Practice good health habits
This advice piggybacks on the previous item a little bit, but is still worth mentioning generally. Washing your hands is a part of practicing good health habits overall, and you should carry over the caution across the whole of your day-to-day life, especially when it's active flu season. Some easy points to be mindful of here include being courteous and covering your mouth or nose when you cough or sneeze and throwing away any trash you produce promptly. Keeping a clean and healthy environment increases your protection against the flu, and can set an example for others around you.
Avoid people with the flu
Even if it means missing bridge club this week, if you know somebody with the flu, try not to interact with them personally until their symptoms have passed and they're in the clear. The flu thrives on human-to-human transmittance, and it behooves you to not knowingly place yourself in a precarious situation that might lead to your own contracting of the flu. While it can be hard to not see friends and family, they'll certainly understand if they have the flu. You don't have totally quarantine yourself, but you must be vigilant in ensuring you don't unnecessarily put yourself in harm's way. Besides, that's why we have smartphones now! If anything, you might be able to play mahjong with a friend on a tablet while they're still recovering.
"Just remember, contact a doctor if you fear you have the flu."
Eat and drink right
Diet can play a big role in keeping you healthy throughout the flu season, believe it or not. While there's no particular super food that can inoculate you entirely from the flu, maintaining a healthy diet that is rich in vitamin C and generally nutritious can help keep your body in working condition to ward off sickness. It also helps to drink lots of fluids; staying hydrated is a No. 1 priority during flu season. But don't fill up on sodas or other sugary beverages with additives.

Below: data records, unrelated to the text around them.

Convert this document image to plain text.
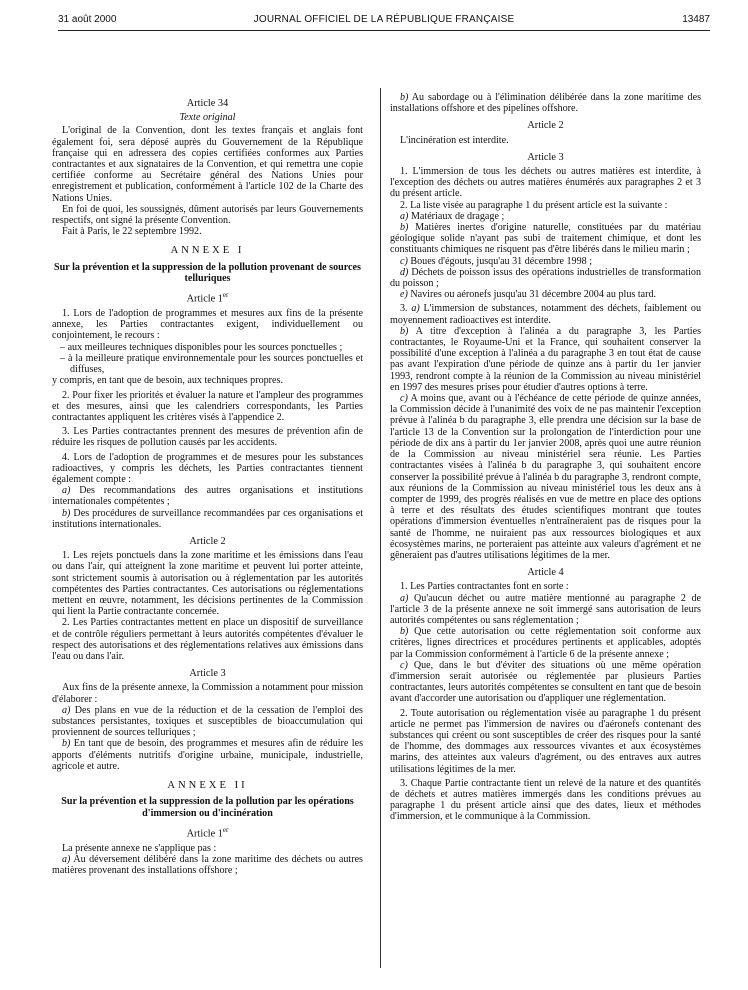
31 août 2000	JOURNAL OFFICIEL DE LA RÉPUBLIQUE FRANÇAISE	13487
Article 34
Texte original

L'original de la Convention, dont les textes français et anglais font également foi, sera déposé auprès du Gouvernement de la République française qui en adressera des copies certifiées conformes aux Parties contractantes et aux signataires de la Convention, et qui remettra une copie certifiée conforme au Secrétaire général des Nations Unies pour enregistrement et publication, conformément à l'article 102 de la Charte des Nations Unies.

En foi de quoi, les soussignés, dûment autorisés par leurs Gouvernements respectifs, ont signé la présente Convention.

Fait à Paris, le 22 septembre 1992.

ANNEXE I
Sur la prévention et la suppression de la pollution provenant de sources telluriques
Article 1er

1. Lors de l'adoption de programmes et mesures aux fins de la présente annexe, les Parties contractantes exigent, individuellement ou conjointement, le recours :

– aux meilleures techniques disponibles pour les sources ponctuelles ;
– à la meilleure pratique environnementale pour les sources ponctuelles et diffuses,

y compris, en tant que de besoin, aux techniques propres.

2. Pour fixer les priorités et évaluer la nature et l'ampleur des programmes et des mesures, ainsi que les calendriers correspondants, les Parties contractantes appliquent les critères visés à l'appendice 2.

3. Les Parties contractantes prennent des mesures de prévention afin de réduire les risques de pollution causés par les accidents.

4. Lors de l'adoption de programmes et de mesures pour les substances radioactives, y compris les déchets, les Parties contractantes tiennent également compte :

a) Des recommandations des autres organisations et institutions internationales compétentes ;

b) Des procédures de surveillance recommandées par ces organisations et institutions internationales.

Article 2

1. Les rejets ponctuels dans la zone maritime et les émissions dans l'eau ou dans l'air, qui atteignent la zone maritime et peuvent lui porter atteinte, sont strictement soumis à autorisation ou à réglementation par les autorités compétentes des Parties contractantes. Ces autorisations ou réglementations mettent en œuvre, notamment, les décisions pertinentes de la Commission qui lient la Partie contractante concernée.

2. Les Parties contractantes mettent en place un dispositif de surveillance et de contrôle réguliers permettant à leurs autorités compétentes d'évaluer le respect des autorisations et des réglementations relatives aux émissions dans l'eau ou dans l'air.

Article 3

Aux fins de la présente annexe, la Commission a notamment pour mission d'élaborer :

a) Des plans en vue de la réduction et de la cessation de l'emploi des substances persistantes, toxiques et susceptibles de bioaccumulation qui proviennent de sources telluriques ;

b) En tant que de besoin, des programmes et mesures afin de réduire les apports d'éléments nutritifs d'origine urbaine, municipale, industrielle, agricole et autre.

ANNEXE II
Sur la prévention et la suppression de la pollution par les opérations d'immersion ou d'incinération
Article 1er

La présente annexe ne s'applique pas :

a) Au déversement délibéré dans la zone maritime des déchets ou autres matières provenant des installations offshore ;

b) Au sabordage ou à l'élimination délibérée dans la zone maritime des installations offshore et des pipelines offshore.

Article 2

L'incinération est interdite.

Article 3

1. L'immersion de tous les déchets ou autres matières est interdite, à l'exception des déchets ou autres matières énumérés aux paragraphes 2 et 3 du présent article.

2. La liste visée au paragraphe 1 du présent article est la suivante :

a) Matériaux de dragage ;

b) Matières inertes d'origine naturelle, constituées par du matériau géologique solide n'ayant pas subi de traitement chimique, et dont les constituants chimiques ne risquent pas d'être libérés dans le milieu marin ;

c) Boues d'égouts, jusqu'au 31 décembre 1998 ;

d) Déchets de poisson issus des opérations industrielles de transformation du poisson ;

e) Navires ou aéronefs jusqu'au 31 décembre 2004 au plus tard.

3. a) L'immersion de substances, notamment des déchets, faiblement ou moyennement radioactives est interdite.

b) A titre d'exception à l'alinéa a du paragraphe 3, les Parties contractantes, le Royaume-Uni et la France, qui souhaitent conserver la possibilité d'une exception à l'alinéa a du paragraphe 3 en tout état de cause pas avant l'expiration d'une période de quinze ans à partir du 1er janvier 1993, rendront compte à la réunion de la Commission au niveau ministériel en 1997 des mesures prises pour étudier d'autres options à terre.

c) A moins que, avant ou à l'échéance de cette période de quinze années, la Commission décide à l'unanimité des voix de ne pas maintenir l'exception prévue à l'alinéa b du paragraphe 3, elle prendra une décision sur la base de l'article 13 de la Convention sur la prolongation de l'interdiction pour une période de dix ans à partir du 1er janvier 2008, après quoi une autre réunion de la Commission au niveau ministériel sera réunie. Les Parties contractantes visées à l'alinéa b du paragraphe 3, qui souhaitent encore conserver la possibilité prévue à l'alinéa b du paragraphe 3, rendront compte, aux réunions de la Commission au niveau ministériel tous les deux ans à compter de 1999, des progrès réalisés en vue de mettre en place des options à terre et des résultats des études scientifiques montrant que toutes opérations d'immersion éventuelles n'entraîneraient pas de risques pour la santé de l'homme, ne nuiraient pas aux ressources biologiques et aux écosystèmes marins, ne porteraient pas atteinte aux valeurs d'agrément et ne gêneraient pas d'autres utilisations légitimes de la mer.

Article 4

1. Les Parties contractantes font en sorte :

a) Qu'aucun déchet ou autre matière mentionné au paragraphe 2 de l'article 3 de la présente annexe ne soit immergé sans autorisation de leurs autorités compétentes ou sans réglementation ;

b) Que cette autorisation ou cette réglementation soit conforme aux critères, lignes directrices et procédures pertinents et applicables, adoptés par la Commission conformément à l'article 6 de la présente annexe ;

c) Que, dans le but d'éviter des situations où une même opération d'immersion serait autorisée ou réglementée par plusieurs Parties contractantes, leurs autorités compétentes se consultent en tant que de besoin avant d'accorder une autorisation ou d'appliquer une réglementation.

2. Toute autorisation ou réglementation visée au paragraphe 1 du présent article ne permet pas l'immersion de navires ou d'aéronefs contenant des substances qui créent ou sont susceptibles de créer des risques pour la santé de l'homme, des dommages aux ressources vivantes et aux écosystèmes marins, des atteintes aux valeurs d'agrément, ou des entraves aux autres utilisations légitimes de la mer.

3. Chaque Partie contractante tient un relevé de la nature et des quantités de déchets et autres matières immergés dans les conditions prévues au paragraphe 1 du présent article ainsi que des dates, lieux et méthodes d'immersion, et le communique à la Commission.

Try focusing on drinking as much water as you can, and maybe also try out some juices to get your extra vitamins.
Get help immediately
If you're ever concerned you have contracted the flu, do not hesitate in seeking professional help. Many may think that they can mitigate and treat their symptoms on their own, but the fact of the matter is the flu requires medical attention. Contact a personal or family doctor, or somebody else in your community who can help arrange an appointment with a physician. The flu can quickly build into a life-threatening condition for seniors, so it's of the utmost importance that seniors seek medical help at the earliest sign they might have contracted the flu.
While there might be a little anxiety to this flu season, seniors can rest assured they've done everything to protect themselves if they follow these steps. Just remember, contact a doctor if you fear you have the flu.